EBay purchased Skype in 2005 because it had the resources to do so. At the time the deal was announced, Jonathan Spira wrote that “the purchase of Skype serves notice to the telecommunications industry that voice is merely another service delivered in a data setting.”
Since then, Skype has indeed become a telecommunications giant, albeit one that didn’t seem to have any of the promised synergies with its new parent. This week, after months of speculation on the company’s future, eBay announced that it will sell Skype via an IPO in 2010.
Before that happens, Skype will have to resolve an intellectual property dispute with Skype founds Niklas Zennström and Janus Friis. Joltid, a company they founded, retained ownership of the peer-to-peer technology Skype uses and this was licensed back to eBay. Recently, Joltid said that eBay was in breach of their agreement and eBay has asked a U.K. court to intercede.

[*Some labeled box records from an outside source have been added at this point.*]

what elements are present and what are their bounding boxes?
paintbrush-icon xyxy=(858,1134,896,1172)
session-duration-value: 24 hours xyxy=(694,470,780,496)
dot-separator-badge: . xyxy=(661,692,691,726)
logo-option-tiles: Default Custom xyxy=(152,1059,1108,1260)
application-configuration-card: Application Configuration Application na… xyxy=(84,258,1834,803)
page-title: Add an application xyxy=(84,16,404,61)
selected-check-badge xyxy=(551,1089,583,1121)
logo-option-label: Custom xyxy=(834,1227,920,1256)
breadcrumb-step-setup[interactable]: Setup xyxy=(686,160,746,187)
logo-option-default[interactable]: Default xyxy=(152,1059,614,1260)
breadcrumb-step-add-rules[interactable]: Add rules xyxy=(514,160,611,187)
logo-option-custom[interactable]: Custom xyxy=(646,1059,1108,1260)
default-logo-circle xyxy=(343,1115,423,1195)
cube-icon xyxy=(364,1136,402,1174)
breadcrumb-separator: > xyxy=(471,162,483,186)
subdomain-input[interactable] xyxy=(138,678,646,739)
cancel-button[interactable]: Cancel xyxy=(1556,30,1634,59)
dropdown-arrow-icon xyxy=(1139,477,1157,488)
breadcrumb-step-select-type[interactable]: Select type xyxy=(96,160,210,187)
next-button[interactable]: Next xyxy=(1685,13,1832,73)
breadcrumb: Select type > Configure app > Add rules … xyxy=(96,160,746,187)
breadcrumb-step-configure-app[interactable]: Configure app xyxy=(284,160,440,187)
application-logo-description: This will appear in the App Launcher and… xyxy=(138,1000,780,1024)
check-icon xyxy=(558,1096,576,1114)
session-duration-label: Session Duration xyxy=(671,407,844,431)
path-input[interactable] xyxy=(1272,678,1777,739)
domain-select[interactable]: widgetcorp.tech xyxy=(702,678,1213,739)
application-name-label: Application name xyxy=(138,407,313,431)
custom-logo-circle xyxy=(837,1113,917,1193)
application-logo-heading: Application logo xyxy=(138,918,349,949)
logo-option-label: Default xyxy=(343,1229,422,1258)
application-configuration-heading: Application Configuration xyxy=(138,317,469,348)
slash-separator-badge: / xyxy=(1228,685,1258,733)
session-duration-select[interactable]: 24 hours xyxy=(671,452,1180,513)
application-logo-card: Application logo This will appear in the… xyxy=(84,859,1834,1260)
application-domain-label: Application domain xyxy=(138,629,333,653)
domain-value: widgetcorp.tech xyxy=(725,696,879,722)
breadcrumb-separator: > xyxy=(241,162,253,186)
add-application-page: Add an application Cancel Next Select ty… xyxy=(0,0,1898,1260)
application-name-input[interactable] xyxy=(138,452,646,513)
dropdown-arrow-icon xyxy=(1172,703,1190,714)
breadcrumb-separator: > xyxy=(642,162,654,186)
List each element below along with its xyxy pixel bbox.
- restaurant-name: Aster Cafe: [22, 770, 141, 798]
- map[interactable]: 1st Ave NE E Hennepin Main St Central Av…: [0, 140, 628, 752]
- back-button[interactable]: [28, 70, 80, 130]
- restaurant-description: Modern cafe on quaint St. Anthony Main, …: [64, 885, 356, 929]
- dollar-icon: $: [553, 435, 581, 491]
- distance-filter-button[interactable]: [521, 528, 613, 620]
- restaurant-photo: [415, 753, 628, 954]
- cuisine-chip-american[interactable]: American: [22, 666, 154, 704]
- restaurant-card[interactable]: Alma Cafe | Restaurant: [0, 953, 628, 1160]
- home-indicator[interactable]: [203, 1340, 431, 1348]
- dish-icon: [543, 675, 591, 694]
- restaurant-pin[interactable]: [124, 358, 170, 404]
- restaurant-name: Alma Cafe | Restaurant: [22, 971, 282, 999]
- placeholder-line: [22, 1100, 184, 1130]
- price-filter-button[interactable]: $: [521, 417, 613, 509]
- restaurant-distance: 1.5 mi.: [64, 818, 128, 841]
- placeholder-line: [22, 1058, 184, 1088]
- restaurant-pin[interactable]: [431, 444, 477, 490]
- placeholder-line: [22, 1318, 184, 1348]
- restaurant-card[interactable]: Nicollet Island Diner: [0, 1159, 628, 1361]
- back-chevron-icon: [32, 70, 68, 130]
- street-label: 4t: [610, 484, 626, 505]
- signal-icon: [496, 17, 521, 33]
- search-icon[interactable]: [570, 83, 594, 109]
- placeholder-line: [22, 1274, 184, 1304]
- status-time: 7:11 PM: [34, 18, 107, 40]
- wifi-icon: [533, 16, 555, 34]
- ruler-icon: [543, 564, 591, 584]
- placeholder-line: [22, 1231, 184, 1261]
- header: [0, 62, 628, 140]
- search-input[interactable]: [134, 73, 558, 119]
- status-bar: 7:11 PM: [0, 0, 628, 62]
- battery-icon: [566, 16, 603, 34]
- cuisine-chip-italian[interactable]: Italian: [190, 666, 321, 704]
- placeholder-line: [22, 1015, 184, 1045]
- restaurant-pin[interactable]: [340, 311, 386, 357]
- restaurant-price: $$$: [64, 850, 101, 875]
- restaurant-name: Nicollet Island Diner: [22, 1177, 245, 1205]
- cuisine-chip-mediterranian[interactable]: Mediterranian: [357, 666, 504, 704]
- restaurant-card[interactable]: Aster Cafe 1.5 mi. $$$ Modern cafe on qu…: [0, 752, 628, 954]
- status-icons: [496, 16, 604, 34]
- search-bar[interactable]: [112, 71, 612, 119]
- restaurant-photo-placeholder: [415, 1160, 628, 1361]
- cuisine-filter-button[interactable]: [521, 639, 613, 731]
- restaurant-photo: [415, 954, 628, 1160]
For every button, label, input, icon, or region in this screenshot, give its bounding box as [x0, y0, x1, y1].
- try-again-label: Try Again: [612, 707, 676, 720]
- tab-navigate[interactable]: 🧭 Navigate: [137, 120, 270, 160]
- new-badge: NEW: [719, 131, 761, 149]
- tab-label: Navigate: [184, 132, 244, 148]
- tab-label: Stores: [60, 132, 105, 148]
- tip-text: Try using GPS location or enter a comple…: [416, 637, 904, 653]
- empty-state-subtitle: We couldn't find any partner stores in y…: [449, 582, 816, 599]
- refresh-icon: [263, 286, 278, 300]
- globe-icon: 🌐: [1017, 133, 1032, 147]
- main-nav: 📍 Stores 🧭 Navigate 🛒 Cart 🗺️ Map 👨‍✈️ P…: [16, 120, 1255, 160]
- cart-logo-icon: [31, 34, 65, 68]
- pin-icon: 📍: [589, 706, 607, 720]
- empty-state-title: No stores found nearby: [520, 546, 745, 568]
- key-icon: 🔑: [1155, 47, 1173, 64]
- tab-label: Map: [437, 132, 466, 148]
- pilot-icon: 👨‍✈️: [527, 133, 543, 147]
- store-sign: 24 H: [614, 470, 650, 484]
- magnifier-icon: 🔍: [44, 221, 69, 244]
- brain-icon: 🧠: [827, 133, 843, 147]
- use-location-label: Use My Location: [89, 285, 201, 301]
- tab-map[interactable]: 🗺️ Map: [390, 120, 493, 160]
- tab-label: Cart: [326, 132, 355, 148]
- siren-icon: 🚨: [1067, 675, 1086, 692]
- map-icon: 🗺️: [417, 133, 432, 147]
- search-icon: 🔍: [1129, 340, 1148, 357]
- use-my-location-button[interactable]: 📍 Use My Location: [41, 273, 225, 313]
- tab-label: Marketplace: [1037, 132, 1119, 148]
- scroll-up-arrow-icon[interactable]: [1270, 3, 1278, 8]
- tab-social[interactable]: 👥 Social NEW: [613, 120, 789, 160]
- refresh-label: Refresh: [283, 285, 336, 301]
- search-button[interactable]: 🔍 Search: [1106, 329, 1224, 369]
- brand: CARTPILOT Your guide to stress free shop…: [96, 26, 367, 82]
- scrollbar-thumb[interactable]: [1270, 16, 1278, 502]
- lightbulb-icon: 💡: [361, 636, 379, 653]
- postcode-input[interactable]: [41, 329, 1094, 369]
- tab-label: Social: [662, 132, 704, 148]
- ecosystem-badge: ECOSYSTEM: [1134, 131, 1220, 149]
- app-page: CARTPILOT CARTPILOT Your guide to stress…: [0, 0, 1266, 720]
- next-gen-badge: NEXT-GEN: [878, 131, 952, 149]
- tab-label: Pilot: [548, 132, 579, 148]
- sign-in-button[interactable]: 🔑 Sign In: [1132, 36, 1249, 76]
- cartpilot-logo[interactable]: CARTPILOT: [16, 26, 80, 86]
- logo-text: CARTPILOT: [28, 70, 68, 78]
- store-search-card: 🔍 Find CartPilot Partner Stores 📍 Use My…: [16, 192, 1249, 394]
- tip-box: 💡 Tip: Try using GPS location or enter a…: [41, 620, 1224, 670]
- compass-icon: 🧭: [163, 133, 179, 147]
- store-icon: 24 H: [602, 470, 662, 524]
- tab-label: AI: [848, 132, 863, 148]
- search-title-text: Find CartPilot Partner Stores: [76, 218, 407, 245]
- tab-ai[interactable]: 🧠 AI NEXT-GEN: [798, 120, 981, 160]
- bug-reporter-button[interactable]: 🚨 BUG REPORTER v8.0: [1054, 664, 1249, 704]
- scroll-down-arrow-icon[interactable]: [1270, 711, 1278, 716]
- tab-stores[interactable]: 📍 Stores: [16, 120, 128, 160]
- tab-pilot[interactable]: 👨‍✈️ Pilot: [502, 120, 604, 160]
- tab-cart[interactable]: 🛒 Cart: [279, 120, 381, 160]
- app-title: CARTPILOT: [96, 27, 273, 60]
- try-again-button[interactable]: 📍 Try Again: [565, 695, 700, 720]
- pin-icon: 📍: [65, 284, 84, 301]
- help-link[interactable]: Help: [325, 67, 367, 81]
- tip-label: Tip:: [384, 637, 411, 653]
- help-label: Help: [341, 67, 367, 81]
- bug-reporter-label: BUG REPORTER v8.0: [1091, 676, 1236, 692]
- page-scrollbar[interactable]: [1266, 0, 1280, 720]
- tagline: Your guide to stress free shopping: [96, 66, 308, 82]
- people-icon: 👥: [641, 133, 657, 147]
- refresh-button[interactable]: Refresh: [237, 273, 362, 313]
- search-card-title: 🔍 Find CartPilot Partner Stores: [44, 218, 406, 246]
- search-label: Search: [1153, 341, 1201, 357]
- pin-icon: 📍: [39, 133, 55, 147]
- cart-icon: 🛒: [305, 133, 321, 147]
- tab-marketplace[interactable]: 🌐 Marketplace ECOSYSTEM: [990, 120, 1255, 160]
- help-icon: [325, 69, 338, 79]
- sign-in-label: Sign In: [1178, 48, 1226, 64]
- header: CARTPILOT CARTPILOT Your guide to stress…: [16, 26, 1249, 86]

The 2010 date gives eBay lots of time to continue to shop the company. Negotiations with Skype founds Niklas Zennström and Janus Friis reportedly fell through but, absent the founders’ involvement, does it still make sense for Skype to operate as an independent company? After all, how extensible – or profitable - is Skype’s most-used feature: free calls to other Skype users. The company has over 400 million of them (the figure was 405 million at the close of 2008) and revenue for the year was up an impressive 44%. In addition, Skype is first starting to explore the business market – and that market is willing to pay for certain services.
The list of potential buyers most frequently mentioned is noticeable for an absence of telecommunications companies such as Deutsche Telekom, AT&T, Verizon, and BT. Any one of these could build an instant bridge to the future of telephony by acquiring the company. We’ll find out which telecoms company has a true vision for the future when we see an announcement of Skype’s sale in the next three to six months.
David M. Goldes is the president of Basex.